UN Calls for Action as Over Three-Quarters of Free Land is On Its Way to Become Deserts

ON 06/16/2021 AT 09:57 PM

The United Nations held an all-day event today as a global call to action to restore the world’s lands, as overuse and the climate crisis have already left over 2 billion people without ready access to drinking water, and ecosystems on every continent on their way to ecological destruction.

Drought and deserts in Africa

 

Deserts like this in Namibia are becoming far more common on every continent. Virtually 100% of the desertification of the planet is now caused by human beings. Photo: Image by Ton W from Pixabay.

The occasion was the UN’s annual observation of The World Day to Combat Desertification and Drought.

“Nearly three-quarters of the Earth’s ice-free land has been altered by humans to meet an ever-growing demand for food, raw materials, highways and home,” the United Nations said in a statement issued yesterday in connection with the day’s activities. This, combined with the high heat and increasing incidence of extended periods of close to zero rainfall in multiple regions because of the climate crisis, has pushed our world’s ecosystems almost past the point of no return.

Virtually all of that has happened either directly or indirectly at the hands of human beings, who have made the phenomenon of drought now an ever-present reality in places which never expected it.

As examples, in places such India, the Philippines, and Australia, water exploitation and overuse has systematically undermined the previous plentiful aquifers which once easily supported irrigation, industry, and drinking water. It has left lands permanently parched with too little fresh water for most. In the United States, the diversion of water supplies for doubly-damaging uses such as fracking, the rapid of big agricultural mega-farms, and global heating having dried out the forests and the reservoirs for many decades, has left the country’s western states with the driest conditions in at least hundreds of years.
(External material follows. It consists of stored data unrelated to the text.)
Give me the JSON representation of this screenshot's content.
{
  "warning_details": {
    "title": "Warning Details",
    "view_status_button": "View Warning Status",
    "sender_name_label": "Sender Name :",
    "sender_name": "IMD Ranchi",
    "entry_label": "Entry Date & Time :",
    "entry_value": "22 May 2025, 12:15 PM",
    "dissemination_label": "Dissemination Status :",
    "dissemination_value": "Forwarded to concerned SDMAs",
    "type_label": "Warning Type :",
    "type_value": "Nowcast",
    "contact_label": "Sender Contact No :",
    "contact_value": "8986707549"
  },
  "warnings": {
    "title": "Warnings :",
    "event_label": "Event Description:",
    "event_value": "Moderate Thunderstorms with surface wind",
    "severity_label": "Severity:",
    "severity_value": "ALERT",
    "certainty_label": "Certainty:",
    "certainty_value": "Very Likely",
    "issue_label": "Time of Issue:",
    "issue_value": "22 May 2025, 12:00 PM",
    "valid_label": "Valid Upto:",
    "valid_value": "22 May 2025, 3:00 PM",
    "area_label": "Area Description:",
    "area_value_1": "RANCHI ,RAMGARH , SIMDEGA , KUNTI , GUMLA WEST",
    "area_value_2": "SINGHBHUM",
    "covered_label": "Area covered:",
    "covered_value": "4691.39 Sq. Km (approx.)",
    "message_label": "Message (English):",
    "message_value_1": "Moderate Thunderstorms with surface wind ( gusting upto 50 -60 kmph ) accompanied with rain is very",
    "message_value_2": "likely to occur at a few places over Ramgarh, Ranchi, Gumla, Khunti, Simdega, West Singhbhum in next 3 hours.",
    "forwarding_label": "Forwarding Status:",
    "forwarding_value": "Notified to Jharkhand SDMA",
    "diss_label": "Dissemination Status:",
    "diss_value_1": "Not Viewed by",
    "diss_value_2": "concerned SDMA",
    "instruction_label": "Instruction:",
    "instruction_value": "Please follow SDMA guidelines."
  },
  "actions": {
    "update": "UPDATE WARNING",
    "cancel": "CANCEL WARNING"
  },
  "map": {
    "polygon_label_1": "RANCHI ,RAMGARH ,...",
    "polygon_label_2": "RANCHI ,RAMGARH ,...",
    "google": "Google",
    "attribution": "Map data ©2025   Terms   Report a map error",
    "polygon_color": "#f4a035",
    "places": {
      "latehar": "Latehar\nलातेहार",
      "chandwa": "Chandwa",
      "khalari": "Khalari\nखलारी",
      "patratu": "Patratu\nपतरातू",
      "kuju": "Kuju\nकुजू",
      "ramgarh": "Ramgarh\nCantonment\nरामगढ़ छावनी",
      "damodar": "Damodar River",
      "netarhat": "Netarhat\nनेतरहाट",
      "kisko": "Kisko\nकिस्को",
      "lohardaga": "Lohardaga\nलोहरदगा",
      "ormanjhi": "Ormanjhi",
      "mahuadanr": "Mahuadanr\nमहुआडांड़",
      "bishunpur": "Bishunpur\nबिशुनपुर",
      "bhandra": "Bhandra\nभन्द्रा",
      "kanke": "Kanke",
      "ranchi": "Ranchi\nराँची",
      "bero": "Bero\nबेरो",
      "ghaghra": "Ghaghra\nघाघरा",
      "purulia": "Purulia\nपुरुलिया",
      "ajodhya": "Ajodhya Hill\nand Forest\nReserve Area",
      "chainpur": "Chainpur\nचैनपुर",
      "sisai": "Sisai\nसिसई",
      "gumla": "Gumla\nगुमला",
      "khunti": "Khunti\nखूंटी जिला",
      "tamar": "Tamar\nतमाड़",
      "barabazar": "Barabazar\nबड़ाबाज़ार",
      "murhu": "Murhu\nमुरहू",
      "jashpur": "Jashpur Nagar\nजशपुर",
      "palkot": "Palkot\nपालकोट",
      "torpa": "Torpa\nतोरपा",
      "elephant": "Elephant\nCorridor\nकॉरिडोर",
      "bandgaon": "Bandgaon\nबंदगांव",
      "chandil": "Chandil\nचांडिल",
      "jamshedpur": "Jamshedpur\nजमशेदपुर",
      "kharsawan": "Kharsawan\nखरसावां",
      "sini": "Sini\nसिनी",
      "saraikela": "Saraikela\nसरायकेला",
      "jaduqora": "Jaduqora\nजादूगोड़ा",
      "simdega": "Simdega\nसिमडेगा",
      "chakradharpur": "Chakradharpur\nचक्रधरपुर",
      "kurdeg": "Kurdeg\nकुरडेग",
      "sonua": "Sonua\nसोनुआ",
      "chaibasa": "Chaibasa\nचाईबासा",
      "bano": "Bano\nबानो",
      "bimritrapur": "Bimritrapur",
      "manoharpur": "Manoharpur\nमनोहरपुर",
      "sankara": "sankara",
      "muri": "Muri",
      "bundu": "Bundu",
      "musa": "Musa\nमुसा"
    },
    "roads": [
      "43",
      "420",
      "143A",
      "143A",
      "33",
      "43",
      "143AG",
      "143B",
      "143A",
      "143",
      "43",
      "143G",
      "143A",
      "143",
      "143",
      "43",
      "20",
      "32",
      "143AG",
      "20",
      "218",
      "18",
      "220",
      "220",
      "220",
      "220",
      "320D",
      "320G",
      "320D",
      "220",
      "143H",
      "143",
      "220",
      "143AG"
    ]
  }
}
Future projected disruptions of equatorial wind patterns are about to make matters even worse. As an example, India’s monsoons, counted on for millennia as a primary means of recycling water from the oceans up and over the country’s enormous land mass, are already impacted jet stream changes tied to heat bubbles rising in the Arctic. Rain is no longer passing in the northern parts of the country as it has in the past. And this is all tied to greenhouse gas emissions increasing and the surging pace of global heating.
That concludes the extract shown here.